Cars have often been considered the biggest purchasing mistake young professionals could make.The reason centers around the vehicle depreciation and its comparison to investing in appreciable assets like homes and property. As a result of slowing depreciation, quality vehicles and huge selections that fit any budget, cars are becoming more attractable investment options to our generation.
A car says a lot about the person driving it; however, what you don’t see is the financial obligation that comes with the shiny new ride. Consider these options with your own research when deciding to lease or buy an automobile.
You often hear television commercials parade $199/month leasing options for 36 months with a small down payment due at signing. Just what a young professional wants to hear; Low monthly payments, small down payment and in 3 years you can trade for a newer vehicle.
Sweet deal for those looking to lease (rent) vehicles all their lives, but let’s say you decide to buy the car after 3 years because you loved it. Well you are now upside down in debt (owing more than it is worth). Think of it this way, most new cars priced modestly at 20-25K will run the person from $350-$550 per month depending on credit and interest rates.

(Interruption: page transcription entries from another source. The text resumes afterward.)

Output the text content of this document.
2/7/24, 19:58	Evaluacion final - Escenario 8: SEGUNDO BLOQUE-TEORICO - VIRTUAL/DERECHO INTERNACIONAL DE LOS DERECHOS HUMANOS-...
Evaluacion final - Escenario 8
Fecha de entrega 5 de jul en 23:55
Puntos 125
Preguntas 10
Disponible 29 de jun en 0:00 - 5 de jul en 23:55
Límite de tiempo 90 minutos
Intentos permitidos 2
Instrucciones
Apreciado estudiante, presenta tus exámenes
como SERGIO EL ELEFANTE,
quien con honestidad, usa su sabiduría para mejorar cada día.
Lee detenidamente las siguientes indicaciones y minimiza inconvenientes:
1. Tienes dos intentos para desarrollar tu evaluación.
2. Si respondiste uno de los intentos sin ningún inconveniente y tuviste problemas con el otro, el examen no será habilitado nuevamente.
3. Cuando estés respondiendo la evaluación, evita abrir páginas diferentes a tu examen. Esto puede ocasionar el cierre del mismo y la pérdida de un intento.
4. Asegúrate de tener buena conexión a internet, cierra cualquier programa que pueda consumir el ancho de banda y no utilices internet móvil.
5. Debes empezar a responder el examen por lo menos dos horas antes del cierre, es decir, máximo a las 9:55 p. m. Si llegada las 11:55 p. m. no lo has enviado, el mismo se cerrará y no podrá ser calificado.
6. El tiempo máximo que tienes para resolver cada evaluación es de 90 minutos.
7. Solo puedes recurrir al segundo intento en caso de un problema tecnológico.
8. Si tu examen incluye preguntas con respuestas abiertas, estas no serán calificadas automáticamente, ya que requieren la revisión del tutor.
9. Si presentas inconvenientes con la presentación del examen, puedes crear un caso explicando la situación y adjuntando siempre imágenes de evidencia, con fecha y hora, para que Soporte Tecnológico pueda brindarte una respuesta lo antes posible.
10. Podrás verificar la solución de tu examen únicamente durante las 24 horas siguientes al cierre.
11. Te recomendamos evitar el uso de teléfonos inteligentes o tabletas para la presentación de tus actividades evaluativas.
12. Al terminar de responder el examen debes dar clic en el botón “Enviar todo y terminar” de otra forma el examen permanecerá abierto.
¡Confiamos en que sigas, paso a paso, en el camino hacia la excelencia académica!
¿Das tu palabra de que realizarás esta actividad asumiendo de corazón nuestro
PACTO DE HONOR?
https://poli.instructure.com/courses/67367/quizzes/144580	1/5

So if you lease a car for the aforementioned terms, you have underpaid a minimum of $5,400 in three years add in depreciation and BOOM you have a 25K car that you still owe 18K on that is worth around 10K (email me for the math). Now you have to finance 18K to buy the car or throw away the $7,200 you paid in 36 months. OUCH either way!
Solution: Lease cars at the lease-to-own rate, not the introductory rate. This will protect you in case you decide to buy the vehicle. If you never want to own a vehicle, but prefer to drive a new vehicle, then just lease every three years. Think of it as an apartment you lease for a while just to move and lease again.
Other pitfalls: For those living in areas with minimal public transportation or long commutes to/from work, leasing will not be a good idea. Mileage penalties can become expensive and could possibly void your lease agreement.
When going to buy a vehicle you have two options; buy outright (w/cash) or finance (w/credit). If you are like most young professionals, the idea of having another loan may not be worth the headache. You are in this dilemma because you know that if you finance a new vehicle, due to student loans, your rates will be higher or you may be declined. So you look to buy a used vehicle, because your payments will be lower and you may be able to put a large down payment to have really low monthly payments.
Solution: Go with what you can afford. Having a brand new vehicle may be nice but the car payments can put a bigger strain on your financial health. There are plenty of new cars that will fit tight budgets and may be a better option to used cars. If you decided to go used, be sure it is certified used comes with the original warranty. Getting a used car without a warranty can make an affordable car unaffordable.